The late Richard Ettinghausen, who was the head of the Department of Islamic Art at the Metropolitan in the 1970s, once described Herzfeld as "a generous, helpful, charming, and stimulating man. His boundless energy and untiring zest for scholarly work, his loyalty to ideas, and his fine humor inspired great admiration." Commenting on the impact Herzfeld's works on Samarra had on students of Islamic art, the European art historian Charles Rufus Morey wrote that he had left "an indelible record of sound method and inspired presentation which will be a school for future generations."
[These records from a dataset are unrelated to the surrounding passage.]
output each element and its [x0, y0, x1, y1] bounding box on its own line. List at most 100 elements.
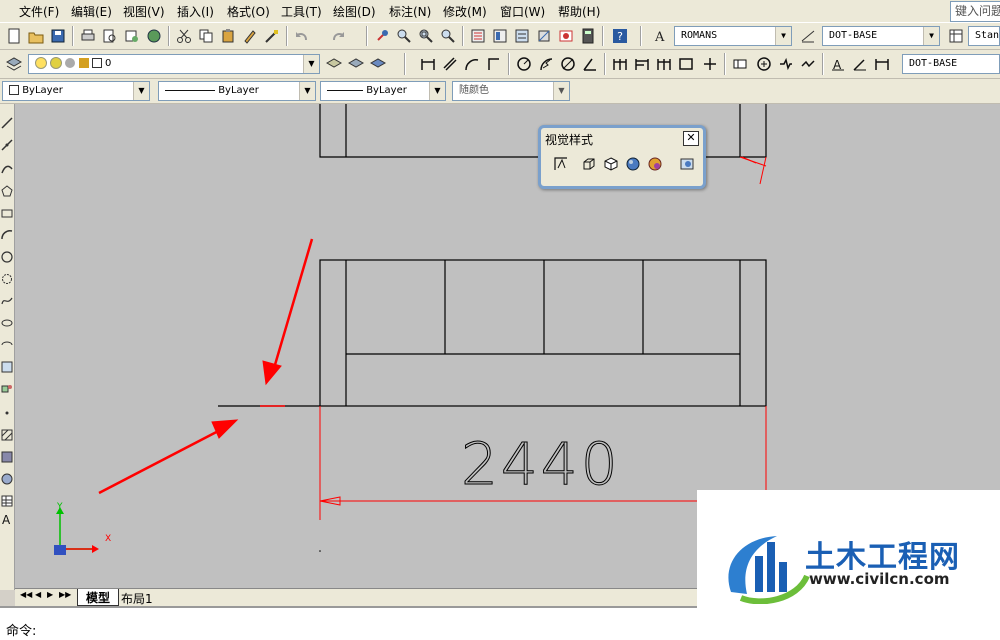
ellipse-icon[interactable]	[0, 316, 14, 330]
markup-icon[interactable]	[556, 26, 576, 46]
menu-edit[interactable]: 编辑(E)	[71, 3, 112, 20]
spline-icon[interactable]	[0, 294, 14, 308]
tab-nav-first[interactable]: ◀◀	[20, 590, 32, 599]
menu-dimension[interactable]: 标注(N)	[389, 3, 431, 20]
line-icon[interactable]	[0, 116, 14, 130]
menu-draw[interactable]: 绘图(D)	[333, 3, 376, 20]
cut-icon[interactable]	[174, 26, 194, 46]
baseline-dimension-icon[interactable]	[632, 54, 652, 74]
jogged-dimension-icon[interactable]	[536, 54, 556, 74]
calculator-icon[interactable]	[578, 26, 598, 46]
plot-preview-icon[interactable]	[100, 26, 120, 46]
dim-style-icon[interactable]	[798, 26, 818, 46]
2d-wireframe-icon[interactable]	[551, 154, 571, 174]
layer-previous-icon[interactable]	[346, 54, 366, 74]
tab-model[interactable]: 模型	[77, 589, 119, 606]
visual-styles-panel[interactable]: 视觉样式 ✕	[538, 125, 706, 189]
copy-icon[interactable]	[196, 26, 216, 46]
help-icon[interactable]: ?	[610, 26, 630, 46]
text-style-select[interactable]: ROMANS ▼	[674, 26, 792, 46]
command-line[interactable]: 命令:	[0, 606, 1000, 640]
tab-layout1[interactable]: 布局1	[121, 590, 153, 607]
ordinate-dimension-icon[interactable]	[484, 54, 504, 74]
dimension-edit-icon[interactable]: A	[828, 54, 848, 74]
zoom-window-icon[interactable]	[416, 26, 436, 46]
sheet-set-icon[interactable]	[534, 26, 554, 46]
design-center-icon[interactable]	[490, 26, 510, 46]
menu-help[interactable]: 帮助(H)	[558, 3, 600, 20]
menu-file[interactable]: 文件(F)	[19, 3, 59, 20]
jogged-linear-icon[interactable]	[798, 54, 818, 74]
menu-format[interactable]: 格式(O)	[227, 3, 270, 20]
make-block-icon[interactable]	[0, 382, 14, 396]
linetype-select[interactable]: ByLayer ▼	[158, 81, 316, 101]
tolerance-icon[interactable]	[730, 54, 750, 74]
dimension-text-edit-icon[interactable]	[850, 54, 870, 74]
menu-view[interactable]: 视图(V)	[123, 3, 165, 20]
table-style-select[interactable]: Stand	[968, 26, 1000, 46]
text-style-icon[interactable]: A	[650, 26, 670, 46]
manage-visual-styles-icon[interactable]	[677, 154, 697, 174]
publish-icon[interactable]	[122, 26, 142, 46]
tab-nav-next[interactable]: ▶	[47, 590, 53, 599]
ellipse-arc-icon[interactable]	[0, 338, 14, 352]
layer-states-icon[interactable]	[368, 54, 388, 74]
diameter-dimension-icon[interactable]	[558, 54, 578, 74]
pan-icon[interactable]	[372, 26, 392, 46]
open-file-icon[interactable]	[26, 26, 46, 46]
zoom-previous-icon[interactable]	[438, 26, 458, 46]
menu-tools[interactable]: 工具(T)	[281, 3, 322, 20]
globe-icon[interactable]	[144, 26, 164, 46]
dim-style-select[interactable]: DOT-BASE ▼	[822, 26, 940, 46]
hatch-icon[interactable]	[0, 428, 14, 442]
insert-block-icon[interactable]	[0, 360, 14, 374]
dim-style-select-2[interactable]: DOT-BASE	[902, 54, 1000, 74]
zoom-realtime-icon[interactable]	[394, 26, 414, 46]
radius-dimension-icon[interactable]	[514, 54, 534, 74]
aligned-dimension-icon[interactable]	[440, 54, 460, 74]
plot-style-select[interactable]: 随颜色 ▼	[452, 81, 570, 101]
paste-icon[interactable]	[218, 26, 238, 46]
block-editor-icon[interactable]	[262, 26, 282, 46]
save-icon[interactable]	[48, 26, 68, 46]
realistic-icon[interactable]	[623, 154, 643, 174]
inspection-icon[interactable]	[776, 54, 796, 74]
dimension-update-icon[interactable]	[872, 54, 892, 74]
center-mark-icon[interactable]	[754, 54, 774, 74]
close-icon[interactable]: ✕	[683, 131, 699, 146]
dimension-break-icon[interactable]	[700, 54, 720, 74]
gradient-icon[interactable]	[0, 450, 14, 464]
properties-icon[interactable]	[468, 26, 488, 46]
menu-modify[interactable]: 修改(M)	[443, 3, 487, 20]
tab-nav-last[interactable]: ▶▶	[59, 590, 71, 599]
region-icon[interactable]	[0, 472, 14, 486]
lineweight-select[interactable]: ByLayer ▼	[320, 81, 446, 101]
undo-icon[interactable]	[292, 26, 312, 46]
continue-dimension-icon[interactable]	[654, 54, 674, 74]
arc-icon[interactable]	[0, 228, 14, 242]
match-properties-icon[interactable]	[240, 26, 260, 46]
menu-insert[interactable]: 插入(I)	[177, 3, 214, 20]
plot-icon[interactable]	[78, 26, 98, 46]
arc-length-icon[interactable]	[462, 54, 482, 74]
polyline-icon[interactable]	[0, 162, 14, 176]
tool-palettes-icon[interactable]	[512, 26, 532, 46]
color-select[interactable]: ByLayer ▼	[2, 81, 150, 101]
polygon-icon[interactable]	[0, 184, 14, 198]
layer-select[interactable]: 0 ▼	[28, 54, 320, 74]
angular-dimension-icon[interactable]	[580, 54, 600, 74]
circle-icon[interactable]	[0, 250, 14, 264]
3d-wireframe-icon[interactable]	[579, 154, 599, 174]
make-current-layer-icon[interactable]	[324, 54, 344, 74]
multiline-text-icon[interactable]: A	[0, 512, 14, 526]
dimension-text[interactable]: 2440	[461, 430, 621, 499]
menu-window[interactable]: 窗口(W)	[500, 3, 545, 20]
tab-nav-prev[interactable]: ◀	[35, 590, 41, 599]
point-icon[interactable]	[0, 406, 14, 420]
quick-dimension-icon[interactable]	[610, 54, 630, 74]
help-search-input[interactable]: 键入问题	[950, 1, 1000, 22]
revision-cloud-icon[interactable]	[0, 272, 14, 286]
new-file-icon[interactable]	[4, 26, 24, 46]
layer-manager-icon[interactable]	[4, 54, 24, 74]
conceptual-icon[interactable]	[645, 154, 665, 174]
A variety of educational offerings, including family programs and a lecture and gallery talks for general visitors, will accompany the exhibition.

The Web site of the Metropolitan Museum (www.metmuseum.org) will feature the exhibition.

The exhibition is organized by Stefano Carboni, Associate Curator, Department of Islamic Art. Exhibition design is by Dan Kershaw, Exhibition Designer; graphics are by Constance Norkin, Graphic Designer, and lighting is by Zack Zanolli, Lighting Designer, all of the Museum's Design Department.